München – Fesch sahen sie aus die Profis des TSV 1860, als sie gegen 18 Uhr, angeführt von Michael Köllner, dem aktuell bestgelaunten Trainer Münchens, im Hackerzelt einliefen. Alle hatten ihre neue Wiesn-Tracht an, viele weibliche Begleitung an ihrer Seite. Doch was war das? Ausgerechnet der Teamkapitän outete sich noch vor dem ersten Schluck Radler als kleiner Oktoberfestmuffel! Anders als Torhüter Marco Hiller, der größte Wiesn-Fan im Team (Quelle: Lex), mag es der leidenschaftliche Eittinger eine Nummer kleiner. „Ich brauche keine 15 Zelte“, brummte Lex: „Deswegen ist mir das Erdinger Herbstfest fast lieber.“ Aber, so der Stürmer versöhnlich: „Wir gehen trotzdem gerne her.“ Zumal Tabellenplatz zwei ja wie gemacht dafür ist, sich ein bisschen feiern zu lassen.
Gefeiert wurde dann auch – mit Brotzeitplatten und Bier, Sponsoren, Vertretern beider Gesellschafterseiten (Vizepräsident Hans Sitzberger herzte Ismaik-Bruder Yahya) – und mit drei geladenen Gästen aus dem Rathaus, die gleich mal angemessen ausgestattet wurden. OB Dieter Reiter, Verena Dietl und Katrin Habenschaden bekamen feierlich grüne Wiesn-Trikots überreicht. Fröhlich lächelten die Stadtoberhäupter in die Kameras. Der OB erzählte beschwingt, dass im Hause Reiter die Farbe Blau dominiert („Ich bin in der Familie umzingelt von Löwen-Fans“), dass er sich nach echten Derbys sehnt („Ich wünsche mir, dass Sechzig heuer den Aufstieg packt“) – getrübt wurde die Stimmung des roten Reiter erst, als das leidige Stadionthema zur Sprache kam.
Die genervte Forderung des OB: 1860 muss endlich mal sagen, was jetzt Sache ist in puncto Grünwalder Stadion – vor allem mit Blickrichtung 2. Liga.
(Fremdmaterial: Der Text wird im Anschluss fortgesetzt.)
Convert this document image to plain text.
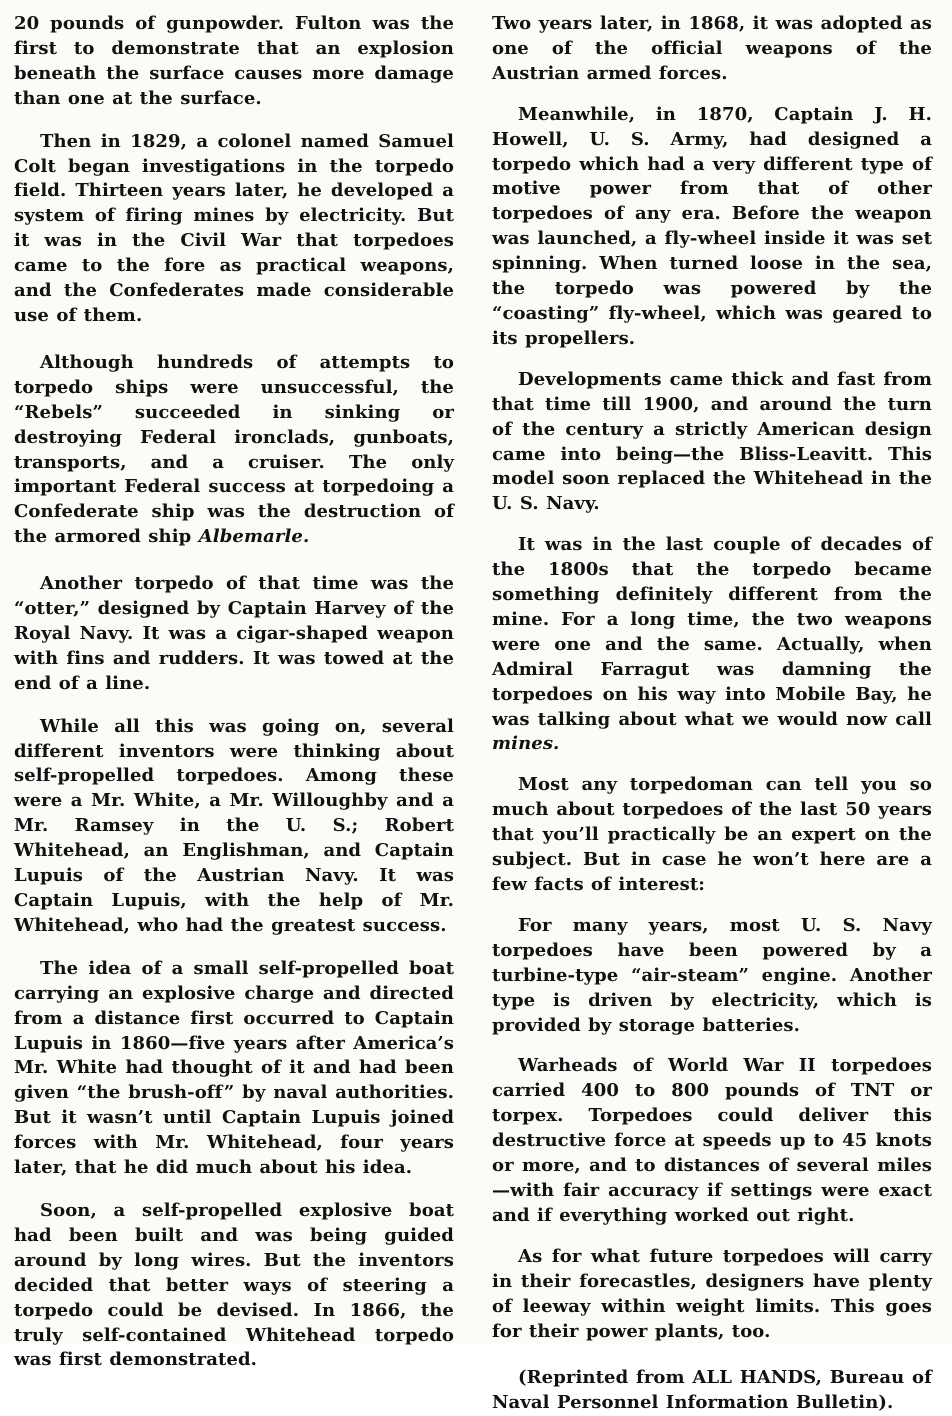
20 pounds of gunpowder. Fulton was the first to demonstrate that an explosion beneath the surface causes more damage than one at the surface.

Then in 1829, a colonel named Samuel Colt began investigations in the torpedo field. Thirteen years later, he developed a system of firing mines by electricity. But it was in the Civil War that torpedoes came to the fore as practical weapons, and the Confederates made considerable use of them.

Although hundreds of attempts to torpedo ships were unsuccessful, the “Rebels” succeeded in sinking or destroying Federal ironclads, gunboats, transports, and a cruiser. The only important Federal success at torpedoing a Confederate ship was the destruction of the armored ship Albemarle.

Another torpedo of that time was the “otter,” designed by Captain Harvey of the Royal Navy. It was a cigar-shaped weapon with fins and rudders. It was towed at the end of a line.

While all this was going on, several different inventors were thinking about self-propelled torpedoes. Among these were a Mr. White, a Mr. Willoughby and a Mr. Ramsey in the U. S.; Robert Whitehead, an Englishman, and Captain Lupuis of the Austrian Navy. It was Captain Lupuis, with the help of Mr. Whitehead, who had the greatest success.

The idea of a small self-propelled boat carrying an explosive charge and directed from a distance first occurred to Captain Lupuis in 1860—five years after America’s Mr. White had thought of it and had been given “the brush-off” by naval authorities. But it wasn’t until Captain Lupuis joined forces with Mr. Whitehead, four years later, that he did much about his idea.

Soon, a self-propelled explosive boat had been built and was being guided around by long wires. But the inventors decided that better ways of steering a torpedo could be devised. In 1866, the truly self-contained Whitehead torpedo was first demonstrated.

Two years later, in 1868, it was adopted as one of the official weapons of the Austrian armed forces.

Meanwhile, in 1870, Captain J. H. Howell, U. S. Army, had designed a torpedo which had a very different type of motive power from that of other torpedoes of any era. Before the weapon was launched, a fly-wheel inside it was set spinning. When turned loose in the sea, the torpedo was powered by the “coasting” fly-wheel, which was geared to its propellers.

Developments came thick and fast from that time till 1900, and around the turn of the century a strictly American design came into being—the Bliss-Leavitt. This model soon replaced the Whitehead in the U. S. Navy.

It was in the last couple of decades of the 1800s that the torpedo became something definitely different from the mine. For a long time, the two weapons were one and the same. Actually, when Admiral Farragut was damning the torpedoes on his way into Mobile Bay, he was talking about what we would now call mines.

Most any torpedoman can tell you so much about torpedoes of the last 50 years that you’ll practically be an expert on the subject. But in case he won’t here are a few facts of interest:

For many years, most U. S. Navy torpedoes have been powered by a turbine-type “air-steam” engine. Another type is driven by electricity, which is provided by storage batteries.

Warheads of World War II torpedoes carried 400 to 800 pounds of TNT or torpex. Torpedoes could deliver this destructive force at speeds up to 45 knots or more, and to distances of several miles—with fair accuracy if settings were exact and if everything worked out right.

As for what future torpedoes will carry in their forecastles, designers have plenty of leeway within weight limits. This goes for their power plants, too.

(Reprinted from ALL HANDS, Bureau of Naval Personnel Information Bulletin).
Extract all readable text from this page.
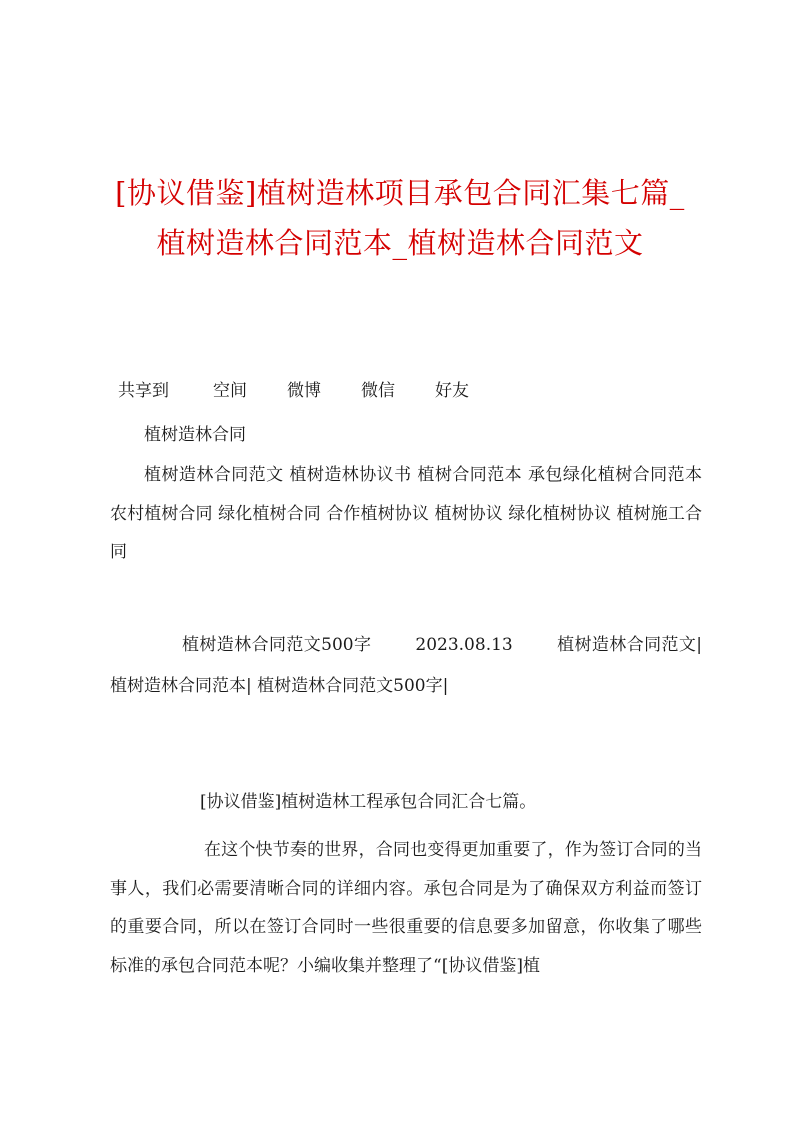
[协议借鉴]植树造林项目承包合同汇集七篇_
植树造林合同范本_植树造林合同范文
共享到	空间 微博 微信 好友
植树造林合同
植树造林合同范文 植树造林协议书 植树合同范本 承包绿化植树合同范本 农村植树合同 绿化植树合同 合作植树协议 植树协议 绿化植树协议 植树施工合同
植树造林合同范文500字	2023.08.13	植树造林合同范文| 植树造林合同范本| 植树造林合同范文500字|
[协议借鉴]植树造林工程承包合同汇合七篇。
在这个快节奏的世界，合同也变得更加重要了，作为签订合同的当事人，我们必需要清晰合同的详细内容。承包合同是为了确保双方利益而签订的重要合同，所以在签订合同时一些很重要的信息要多加留意，你收集了哪些标准的承包合同范本呢？小编收集并整理了“[协议借鉴]植
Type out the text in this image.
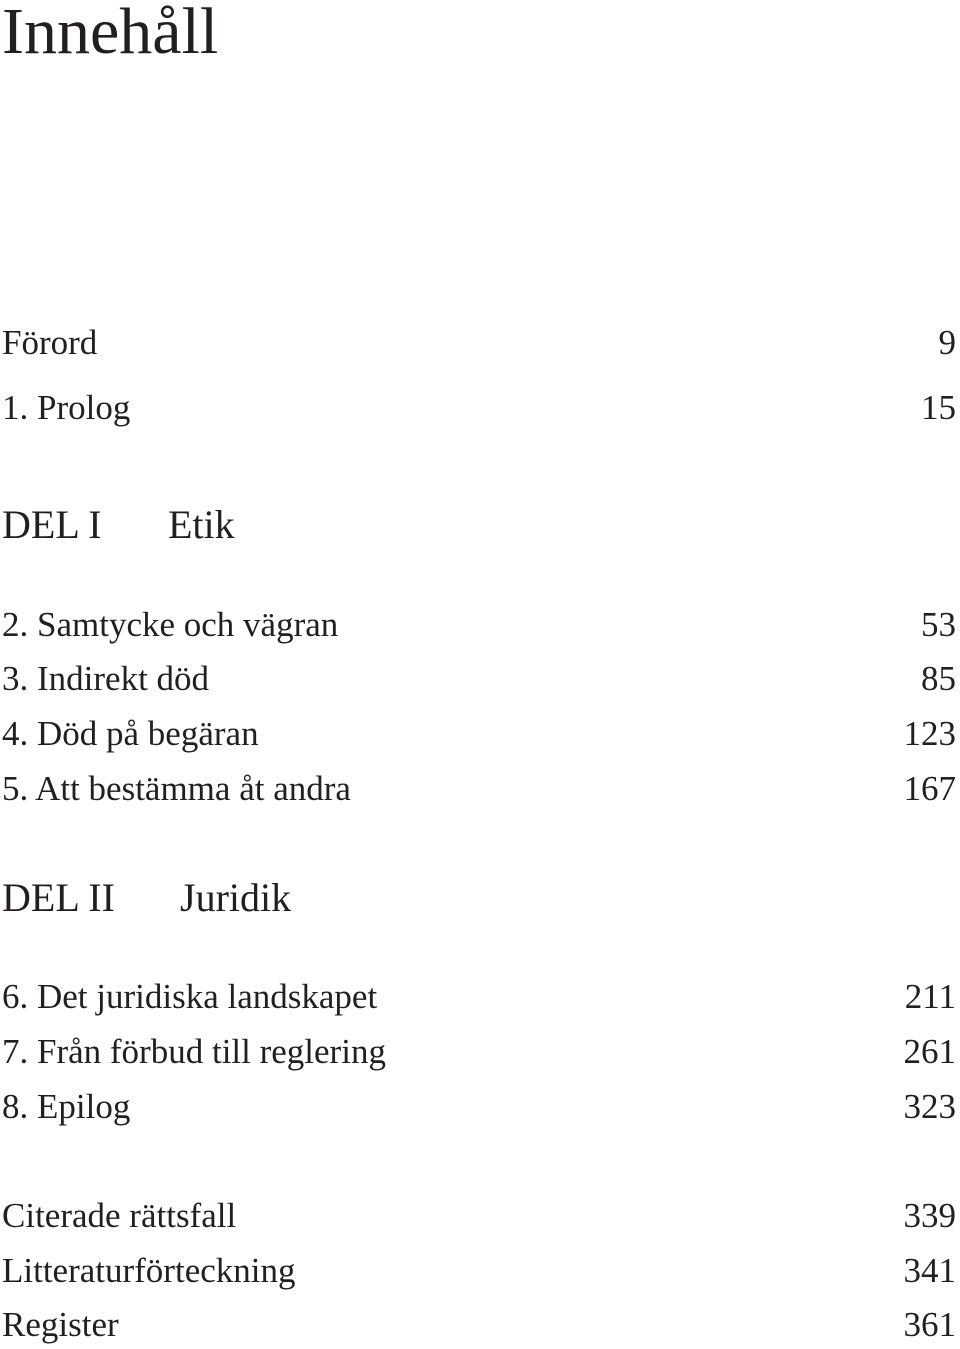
Innehåll
Förord	9
1. Prolog	15
DEL I Etik
2. Samtycke och vägran	53
3. Indirekt död	85
4. Död på begäran	123
5. Att bestämma åt andra	167
DEL II Juridik
6. Det juridiska landskapet	211
7. Från förbud till reglering	261
8. Epilog	323
Citerade rättsfall	339
Litteraturförteckning	341
Register	361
Ausbau ja oder nein? Und wenn ja: mit Zustimmung für die Obergrenze von 18 105 Plätzen? „Ich warte immer noch auf eine klare Aussage des geschätzten TSV 1860“, sagte er, bekräftigte, dass ein Ausbau für mehr Zuschauer wegen des Bestandsschutzes unmöglich sei („Dafür kriegen wir 1000-prozentig keine Baugenehmigung“) – und dass mit dem ersten Spatenstich Klagen kämen, „weil es ist ja längst nicht mehr so, dass auf Giesings Höhen glühende 60-Fans zum Fenster rausschauen“.
Vehement warb Reiter für einen Umzug der Löwen ins Olympiastadion: „Bei uns würden sie da Drehtüren einrennen“, sagte er: „Ich war bei den European Championships draußen, stand auf der Tartanbahn und hab nachgedacht, wie viele tolle Fußballspiele ich dort sehen durfte. Im Grunde ist es ein Irrsinn, dass keiner in diesem Stadion spielt. Schließlich geben wir als Stadt dreistellige Millionenbeträge aus, um es zu erhalten.“ Er sei beim Thema Olympiastadion „zu jedem Gespräch bereit“ und würde es sogar zum „günstigsten“ Preis vermieten, der rechtlich vertretbar sei. Leider sei 1860 „genau in der Mitte gespalten“. Reiters Wunsch: „Sie sollten endlich mal strukturiert mit uns in Verhandlungen gehen. Nicht diese Woche so, dann hört man wieder fünf Monate nichts – und dann kommt der Nächste und sagt das Gegenteil.“
Ein Fall für Köllner, der bekanntlich mit allen kann. Noch während seiner ersten Mass versprach der Trainer, sich der Sache anzunehmen. „Kriegen wir schon hin“, versprach er augenzwinkernd: „Spätestens bei der zweiten Mass.“ Zumindest Köllner war in Hochstimmung, als er auf dem Balkon des Hackerzelts stand und grinsend sagte: „Heute bekommen wir vielleicht einen kleinen Vorgeschmack auf das, was wir vielleicht im Mai erleben werden.“ Dann wollen die Löwen auf Reiters Rathausbalkon den Aufstieg feiern.